Tampoco tiene sentido preguntar cuánto dura. Ya dijimos que al otro lado de la muerte quedan abolidas nuestras categorías temporales.
Y, desde luego, a la luz de lo anterior no deberíamos ver el purgatorio como un castigo por el pasado pecador del hombre —una especie de «infierno temporal»—, sino más bien como la última gracia concedida por Dios al hombre para que se purifique con vistas a su futuro junto a El. Por eso dice la liturgia que quienes están allá «duermen ya el sueño de la paz». Sin duda llevaba razón Santa Catalina de Genova: «No hay felicidad comparable a la de quienes están en el purgatorio, a no ser la de los santos del cielo»
[10]
.
Por eso convendría también purificar las motivaciones de la oración por los difuntos. Tiene, sin duda, pleno sentido, pero no debemos entenderla tanto en clave de reparación como en clave de fraternidad eclesial. Expresa que ninguno nos presentamos ante Dios como individuos aislados, sino como hermanos y hermanas en Cristo.
Llega ahora el momento de hablar del infierno; una verdad de fe «incómoda» que desde la Ilustración ha sido frecuentemente repudiada. Por ejemplo, en los «Pensamientos Filosóficos » —una obra que Diderot escribió en su juventud, cuando todavía era deísta— podemos leer lo que sigue:
«¡Qué voces! ¡qué gritos! ¡qué gemidos! ¿Quién ha encerrado en esos calabozos a todos esos cadáveres plañideros? ¿Qué crimen cometieron todos esos desgraciados? Unos se golpean el pecho con guijarros, otros se rasgan el cuerpo con uñas de hierro; todos tienen la mirada cargada de lamentos, dolor y muerte. ¿Quién condena a estos tormentos? El Dios a quien han ofendido… ¿Qué Dios es? Un Dios lleno de bondad… Pero, ¿puede un Dios lleno de bondad sentir agrado al verse bañado de lágrimas? ¿No insultan estos temores su clemencia?»
[11]
.
Como vemos, para Diderot admitir el infierno es tanto como admitir la imagen de un Dios sádico que inventa tormentos refinados para hacer sufrir a sus enemigos derrotados. Veremos que no es así en absoluto:
Ante todo debemos erradicar todas esas descripciones fantásticas y terribles de los calabozos y las uñas de hierro porque, ni que decir tiene, carecen del más mínimo fundamento.
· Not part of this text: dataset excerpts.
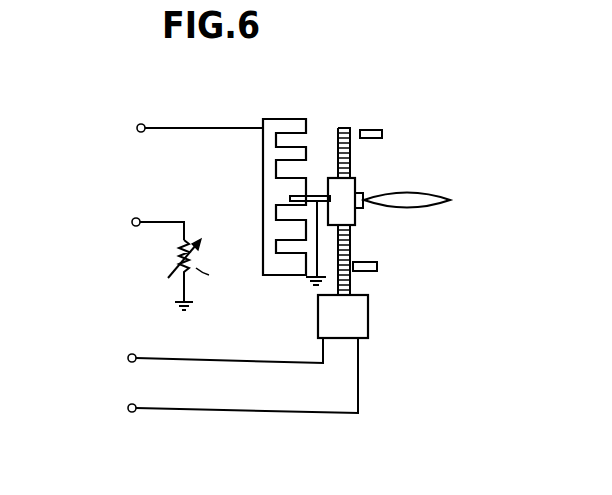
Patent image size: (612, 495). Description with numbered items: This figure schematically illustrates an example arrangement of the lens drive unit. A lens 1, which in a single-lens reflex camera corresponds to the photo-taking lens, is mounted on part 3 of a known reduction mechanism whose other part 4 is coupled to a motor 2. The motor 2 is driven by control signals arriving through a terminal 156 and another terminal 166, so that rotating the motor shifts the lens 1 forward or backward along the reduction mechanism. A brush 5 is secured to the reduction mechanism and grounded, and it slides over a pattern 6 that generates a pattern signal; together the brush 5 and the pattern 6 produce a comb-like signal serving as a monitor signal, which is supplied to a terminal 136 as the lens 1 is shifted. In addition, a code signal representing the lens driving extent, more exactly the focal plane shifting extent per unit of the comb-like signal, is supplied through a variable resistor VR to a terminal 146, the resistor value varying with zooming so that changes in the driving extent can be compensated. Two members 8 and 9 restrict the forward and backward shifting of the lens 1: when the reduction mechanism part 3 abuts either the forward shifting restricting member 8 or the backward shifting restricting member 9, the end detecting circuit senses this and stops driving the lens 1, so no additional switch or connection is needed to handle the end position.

The lens 1 is at (402, 193).
The motor 2 is at (363, 320).
The reduction mechanism part 3 is at (344, 186).
The reduction mechanism part 4 is at (345, 127).
The brush 5 is at (311, 193).
The pattern 6 is at (290, 119).
The forward shifting restricting member 8 is at (367, 264).
The backward shifting restricting member 9 is at (372, 129).
The terminal T136 136 is at (181, 131).
The terminal T146 146 is at (163, 259).
The terminal T156 156 is at (207, 358).
The terminal T166 166 is at (225, 383).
Es verdad que el Nuevo Testamento habla del infierno con la imagen del fuego, pero tomarla al pie de la letra es tan absurdo como tomar al píe de la letra la imagen del banquete nupcial que suele emplear para referirse al Reino de Dios.
En segundo lugar, aclaremos lo más importante:
Dios no ha creado el infierno
. Todo lo que tiene su origen en El es bueno: Al acabar la creación «vio Dios cuanto había hecho, y todo estaba muy bien» (Gen 1, 31).
Más aún, Dios no
pudo
crearlo porque el infierno es una situación humana y, por lo tanto, no es algo que pueda existir con independencia de que alguien decida colocarse en dicha situación. (Como es sabido, la Iglesia siempre se opuso al predestinacionismo, es decir, a la afirmación de que Dios hubiera destinado de antemano a alguien a la condenación).
Desarrollemos esta idea un poco más: El infierno es la situación existencial que resulta del endurecimiento definitivo de una persona en el mal. Es una
existencia absurda que se ha petrificado en el absurdo
. Por lo tanto,
el infierno lo han creado los propios condenados
. Recordemos el descubrimiento que hacen aquellos tres asesinos de la tragedia
Huis-clos
que deben vivir eternamente juntos, bajo sus miradas recíprocas:
«Entonces esto es el infierno. Nunca lo hubiera creído… Ya os acordaréis: el azufre, la hoguera, las parrillas… Qué tontería todo eso… ¿Para qué las parrillas? El infierno son los demás»
[12]
.
Y esto es muy importante. Si el cielo fuera un lugar, sería inconcebible que Dios excluyese de él a nadie; pero si es un estado de amor, ni siquiera Dios puede introducir en él a quien se niega a amar. Beda decía que el demonio no necesita estar recluido en un lugar porque «llevaría el infierno siempre consigo»
[13]
. También D. Quijote, que a veces ejercía de teólogo, explicó un día a Sancho que los diablos, «dondequiera que están, traen el infierno consigo»
[14]
.
Así, pues, existe infierno porque la amistad no se puede imponer. Es algo que se ofrece gratuitamente y libremente se acepta. La oferta divina es la salvación total. Rehusada se convierte en la total perdición. Por eso puede decir paradójicamente von Balthasar: «El infierno es un
producto
de la redención»
[15]
; es no aceptar el que se ahoga la mano que se le tiende.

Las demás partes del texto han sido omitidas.